Knockdown of endogenous arrestin2 attenuates UTP-induced P2Y receptor desensitization. MSMC isolated from 12-wk-old animals were cotransfected with 0.5 μg eGFP-PH and 10 nM negative-control, anti-arrestin2, or anti-arrestin3 siRNAs. Cells were loaded with Fura-Red and subjected to the standard R1/R_max/R2 desensitization protocol. Representative traces from single cells transfected with control (A and B), arrestin2 (C and D) are shown for WKY (A and C) and SHR (B and D) MSMC. Receptor desensitization was determined as the relative change in R2 response compared with R1. Cumulative data (E) are expressed as means ± SE for the % change in R2 relative to R1; n = 8–29 cells from ≥8 separate animals.
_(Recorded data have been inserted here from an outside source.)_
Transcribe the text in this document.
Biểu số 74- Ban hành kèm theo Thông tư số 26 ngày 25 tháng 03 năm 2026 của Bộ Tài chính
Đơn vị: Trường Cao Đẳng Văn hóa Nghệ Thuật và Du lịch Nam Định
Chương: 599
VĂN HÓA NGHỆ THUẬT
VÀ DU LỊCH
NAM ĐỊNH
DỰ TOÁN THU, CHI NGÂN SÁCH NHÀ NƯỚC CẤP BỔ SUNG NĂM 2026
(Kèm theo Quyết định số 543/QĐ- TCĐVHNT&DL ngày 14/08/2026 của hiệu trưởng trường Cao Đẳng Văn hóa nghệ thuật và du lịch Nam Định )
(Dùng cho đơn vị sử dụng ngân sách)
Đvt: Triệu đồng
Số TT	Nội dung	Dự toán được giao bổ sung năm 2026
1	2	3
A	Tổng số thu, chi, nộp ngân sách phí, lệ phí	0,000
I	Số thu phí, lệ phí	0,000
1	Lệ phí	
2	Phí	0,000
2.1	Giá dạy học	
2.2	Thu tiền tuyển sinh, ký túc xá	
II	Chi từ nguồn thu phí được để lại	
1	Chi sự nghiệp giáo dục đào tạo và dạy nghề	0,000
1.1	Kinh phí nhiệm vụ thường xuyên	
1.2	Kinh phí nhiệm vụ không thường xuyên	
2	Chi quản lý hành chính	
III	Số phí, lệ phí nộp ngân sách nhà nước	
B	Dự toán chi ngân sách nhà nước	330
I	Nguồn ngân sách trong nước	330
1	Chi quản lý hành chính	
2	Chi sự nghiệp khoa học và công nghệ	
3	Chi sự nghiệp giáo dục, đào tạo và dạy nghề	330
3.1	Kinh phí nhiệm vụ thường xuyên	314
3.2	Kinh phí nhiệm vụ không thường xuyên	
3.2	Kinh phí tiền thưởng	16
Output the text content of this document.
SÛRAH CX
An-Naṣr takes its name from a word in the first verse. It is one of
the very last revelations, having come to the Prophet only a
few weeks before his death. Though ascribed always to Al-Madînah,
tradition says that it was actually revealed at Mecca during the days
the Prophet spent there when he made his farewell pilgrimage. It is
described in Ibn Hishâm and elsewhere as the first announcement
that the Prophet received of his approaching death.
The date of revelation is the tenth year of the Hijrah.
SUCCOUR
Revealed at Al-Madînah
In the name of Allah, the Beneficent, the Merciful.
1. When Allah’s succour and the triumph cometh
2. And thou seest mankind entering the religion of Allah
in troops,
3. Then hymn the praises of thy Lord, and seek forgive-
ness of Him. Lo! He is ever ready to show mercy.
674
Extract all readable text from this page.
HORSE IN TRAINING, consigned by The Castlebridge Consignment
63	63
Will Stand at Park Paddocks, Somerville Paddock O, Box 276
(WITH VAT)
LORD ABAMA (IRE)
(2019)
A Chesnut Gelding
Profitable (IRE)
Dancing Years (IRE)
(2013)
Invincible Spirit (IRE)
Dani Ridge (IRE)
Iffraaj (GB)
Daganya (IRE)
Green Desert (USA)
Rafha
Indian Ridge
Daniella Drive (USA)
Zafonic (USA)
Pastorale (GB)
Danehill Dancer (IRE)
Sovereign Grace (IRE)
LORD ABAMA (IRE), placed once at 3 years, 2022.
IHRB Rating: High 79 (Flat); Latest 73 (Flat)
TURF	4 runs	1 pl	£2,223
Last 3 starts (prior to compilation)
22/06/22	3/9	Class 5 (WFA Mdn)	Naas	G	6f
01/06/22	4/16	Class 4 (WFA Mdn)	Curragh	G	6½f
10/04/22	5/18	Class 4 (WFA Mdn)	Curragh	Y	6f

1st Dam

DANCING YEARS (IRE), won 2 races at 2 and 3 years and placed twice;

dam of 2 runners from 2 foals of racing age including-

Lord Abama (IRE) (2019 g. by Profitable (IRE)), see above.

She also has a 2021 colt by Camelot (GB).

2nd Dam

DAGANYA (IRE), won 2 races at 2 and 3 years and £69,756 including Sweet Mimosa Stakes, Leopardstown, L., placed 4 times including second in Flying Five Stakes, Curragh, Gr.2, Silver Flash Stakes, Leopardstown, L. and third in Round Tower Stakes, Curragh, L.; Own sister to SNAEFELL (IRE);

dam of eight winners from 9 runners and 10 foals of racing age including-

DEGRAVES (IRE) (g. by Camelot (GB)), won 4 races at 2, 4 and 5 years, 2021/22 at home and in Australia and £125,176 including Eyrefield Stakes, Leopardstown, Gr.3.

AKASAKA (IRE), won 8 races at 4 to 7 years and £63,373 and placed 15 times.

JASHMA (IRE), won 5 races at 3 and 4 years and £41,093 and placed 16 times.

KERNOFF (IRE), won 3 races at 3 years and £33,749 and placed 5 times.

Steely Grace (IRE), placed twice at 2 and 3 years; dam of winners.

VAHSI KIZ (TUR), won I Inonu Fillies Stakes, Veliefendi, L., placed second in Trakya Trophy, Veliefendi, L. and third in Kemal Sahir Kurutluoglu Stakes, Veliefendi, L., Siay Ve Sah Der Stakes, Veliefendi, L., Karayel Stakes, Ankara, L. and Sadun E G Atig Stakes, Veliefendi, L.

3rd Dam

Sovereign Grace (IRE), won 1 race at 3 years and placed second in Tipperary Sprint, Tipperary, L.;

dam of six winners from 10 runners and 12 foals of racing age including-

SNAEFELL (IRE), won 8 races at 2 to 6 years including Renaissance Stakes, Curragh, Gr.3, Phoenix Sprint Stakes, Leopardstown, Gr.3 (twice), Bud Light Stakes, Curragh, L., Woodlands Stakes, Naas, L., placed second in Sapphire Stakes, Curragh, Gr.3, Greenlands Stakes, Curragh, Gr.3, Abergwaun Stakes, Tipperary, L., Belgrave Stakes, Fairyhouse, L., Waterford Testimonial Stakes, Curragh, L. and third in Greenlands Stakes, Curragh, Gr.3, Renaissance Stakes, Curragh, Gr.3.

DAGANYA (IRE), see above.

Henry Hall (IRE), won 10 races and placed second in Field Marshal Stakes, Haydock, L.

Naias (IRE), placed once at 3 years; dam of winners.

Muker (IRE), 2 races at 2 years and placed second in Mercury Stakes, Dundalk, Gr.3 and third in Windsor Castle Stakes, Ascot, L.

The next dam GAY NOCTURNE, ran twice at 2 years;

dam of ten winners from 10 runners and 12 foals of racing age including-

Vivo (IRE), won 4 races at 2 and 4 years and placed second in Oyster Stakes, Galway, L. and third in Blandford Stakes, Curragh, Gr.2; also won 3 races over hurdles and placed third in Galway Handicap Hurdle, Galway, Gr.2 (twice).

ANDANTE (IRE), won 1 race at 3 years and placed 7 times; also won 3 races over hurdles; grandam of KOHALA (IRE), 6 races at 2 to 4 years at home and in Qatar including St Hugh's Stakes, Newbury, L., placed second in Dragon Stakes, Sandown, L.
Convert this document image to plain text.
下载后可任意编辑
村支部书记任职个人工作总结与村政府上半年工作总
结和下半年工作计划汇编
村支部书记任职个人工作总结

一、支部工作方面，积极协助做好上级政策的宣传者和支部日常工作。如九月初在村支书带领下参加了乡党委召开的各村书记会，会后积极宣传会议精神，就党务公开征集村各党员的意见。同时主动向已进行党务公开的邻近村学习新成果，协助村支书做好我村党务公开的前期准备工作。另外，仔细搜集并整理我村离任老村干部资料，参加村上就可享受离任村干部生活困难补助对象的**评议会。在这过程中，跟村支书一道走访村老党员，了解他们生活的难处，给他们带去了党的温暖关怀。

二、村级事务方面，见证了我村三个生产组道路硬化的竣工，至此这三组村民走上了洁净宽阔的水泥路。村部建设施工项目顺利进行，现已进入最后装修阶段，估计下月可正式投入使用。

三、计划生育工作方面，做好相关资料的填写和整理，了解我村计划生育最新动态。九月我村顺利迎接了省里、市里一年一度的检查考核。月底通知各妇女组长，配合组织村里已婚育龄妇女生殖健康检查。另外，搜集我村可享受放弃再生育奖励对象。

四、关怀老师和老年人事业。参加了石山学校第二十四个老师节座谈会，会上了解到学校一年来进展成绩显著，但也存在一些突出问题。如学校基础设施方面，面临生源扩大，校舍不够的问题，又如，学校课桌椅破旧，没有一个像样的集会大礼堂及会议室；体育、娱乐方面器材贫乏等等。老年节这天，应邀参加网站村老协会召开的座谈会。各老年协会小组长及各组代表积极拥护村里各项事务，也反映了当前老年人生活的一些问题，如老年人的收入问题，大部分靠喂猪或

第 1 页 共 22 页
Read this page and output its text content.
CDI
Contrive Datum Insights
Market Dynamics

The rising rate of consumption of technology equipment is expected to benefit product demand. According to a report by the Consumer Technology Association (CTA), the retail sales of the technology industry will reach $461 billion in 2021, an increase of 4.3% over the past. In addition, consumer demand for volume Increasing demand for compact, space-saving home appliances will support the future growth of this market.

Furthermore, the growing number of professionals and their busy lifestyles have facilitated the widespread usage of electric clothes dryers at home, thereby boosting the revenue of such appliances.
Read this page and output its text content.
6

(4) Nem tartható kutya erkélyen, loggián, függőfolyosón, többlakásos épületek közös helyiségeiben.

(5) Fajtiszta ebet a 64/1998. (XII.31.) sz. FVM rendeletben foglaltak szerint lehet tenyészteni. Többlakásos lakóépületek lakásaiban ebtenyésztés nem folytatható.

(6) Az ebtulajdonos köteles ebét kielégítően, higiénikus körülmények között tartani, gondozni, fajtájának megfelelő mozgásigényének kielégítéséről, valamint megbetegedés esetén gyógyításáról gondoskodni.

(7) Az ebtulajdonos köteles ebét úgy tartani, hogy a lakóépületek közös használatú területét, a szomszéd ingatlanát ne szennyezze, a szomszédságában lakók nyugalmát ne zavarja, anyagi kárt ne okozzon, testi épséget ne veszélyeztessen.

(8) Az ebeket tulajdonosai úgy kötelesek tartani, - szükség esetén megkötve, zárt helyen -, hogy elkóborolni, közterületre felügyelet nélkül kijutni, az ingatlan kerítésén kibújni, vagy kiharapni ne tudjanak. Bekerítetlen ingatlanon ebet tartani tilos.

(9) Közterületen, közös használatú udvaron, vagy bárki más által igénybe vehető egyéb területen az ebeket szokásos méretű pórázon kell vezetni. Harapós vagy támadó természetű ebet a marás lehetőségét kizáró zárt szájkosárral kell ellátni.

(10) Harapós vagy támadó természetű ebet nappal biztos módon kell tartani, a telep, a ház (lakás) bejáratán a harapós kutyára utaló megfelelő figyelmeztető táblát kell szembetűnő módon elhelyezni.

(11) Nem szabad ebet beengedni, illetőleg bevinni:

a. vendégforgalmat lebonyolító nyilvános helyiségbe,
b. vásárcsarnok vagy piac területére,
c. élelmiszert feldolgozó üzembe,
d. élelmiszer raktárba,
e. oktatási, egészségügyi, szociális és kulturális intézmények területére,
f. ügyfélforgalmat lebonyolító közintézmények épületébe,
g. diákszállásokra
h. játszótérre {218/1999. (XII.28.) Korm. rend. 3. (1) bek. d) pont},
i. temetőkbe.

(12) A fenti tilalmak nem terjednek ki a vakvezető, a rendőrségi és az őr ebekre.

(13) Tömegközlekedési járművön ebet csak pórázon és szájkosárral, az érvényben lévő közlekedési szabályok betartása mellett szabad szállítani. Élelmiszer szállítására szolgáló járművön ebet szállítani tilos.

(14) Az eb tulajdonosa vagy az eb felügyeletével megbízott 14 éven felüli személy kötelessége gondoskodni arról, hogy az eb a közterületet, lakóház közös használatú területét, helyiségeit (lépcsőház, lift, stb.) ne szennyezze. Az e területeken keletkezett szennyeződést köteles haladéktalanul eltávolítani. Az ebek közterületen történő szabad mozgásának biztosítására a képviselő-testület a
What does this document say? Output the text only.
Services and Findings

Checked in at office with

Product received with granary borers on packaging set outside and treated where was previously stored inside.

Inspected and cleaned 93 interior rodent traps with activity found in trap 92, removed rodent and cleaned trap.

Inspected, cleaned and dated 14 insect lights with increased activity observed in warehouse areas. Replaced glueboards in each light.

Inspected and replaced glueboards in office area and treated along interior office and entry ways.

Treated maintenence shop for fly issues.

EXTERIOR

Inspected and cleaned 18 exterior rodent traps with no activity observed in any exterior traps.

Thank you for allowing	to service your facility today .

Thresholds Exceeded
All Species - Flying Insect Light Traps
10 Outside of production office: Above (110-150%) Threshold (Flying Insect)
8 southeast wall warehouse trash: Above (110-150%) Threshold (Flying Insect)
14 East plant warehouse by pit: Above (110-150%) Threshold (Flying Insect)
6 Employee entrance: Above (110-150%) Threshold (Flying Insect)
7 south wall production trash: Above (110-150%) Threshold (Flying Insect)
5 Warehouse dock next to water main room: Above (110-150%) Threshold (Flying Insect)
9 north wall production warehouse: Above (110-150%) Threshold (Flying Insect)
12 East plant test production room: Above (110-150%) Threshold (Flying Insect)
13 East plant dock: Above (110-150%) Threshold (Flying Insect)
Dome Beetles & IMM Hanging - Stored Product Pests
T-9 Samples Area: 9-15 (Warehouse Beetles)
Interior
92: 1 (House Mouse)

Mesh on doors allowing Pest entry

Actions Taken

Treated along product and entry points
Statistical significance is indicated as *P < 0.05; **P < 0.01, ***P < 0.001 vs. WKY negative-control treated cells (one-way ANOVA and Dunnett's post hoc test).

Fig. 9.

Knockdown of endogenous arrestin3 attenuates ET1-induced ET_A receptor desensitization. MSMC isolated from 12-wk-old animals were cotransfected with 0.5 μg eGFP-PH and 10 nM negative-control, anti-arrestin2, or anti-arrestin3 siRNAs. Cells were loaded with Fura-Red and subjected to the standard R1/R2 desensitization protocol. Representative traces from single cells transfected with control (A and B), arrestin2 (C and D) are shown for WKY (A and C) and SHR (B and D) MSMC. Receptor desensitization was determined as the relative change in R2 response compared with R1. Cumulative data (E) are expressed as means ± SE for the % change in R2 relative to R1; n = 5–17 cells from ≥8 separate animals. Statistical significance is indicated as **P < 0.01; ***P < 0.001 vs. WKY negative-control treated cells (one-way ANOVA and Dunnett's post hoc test).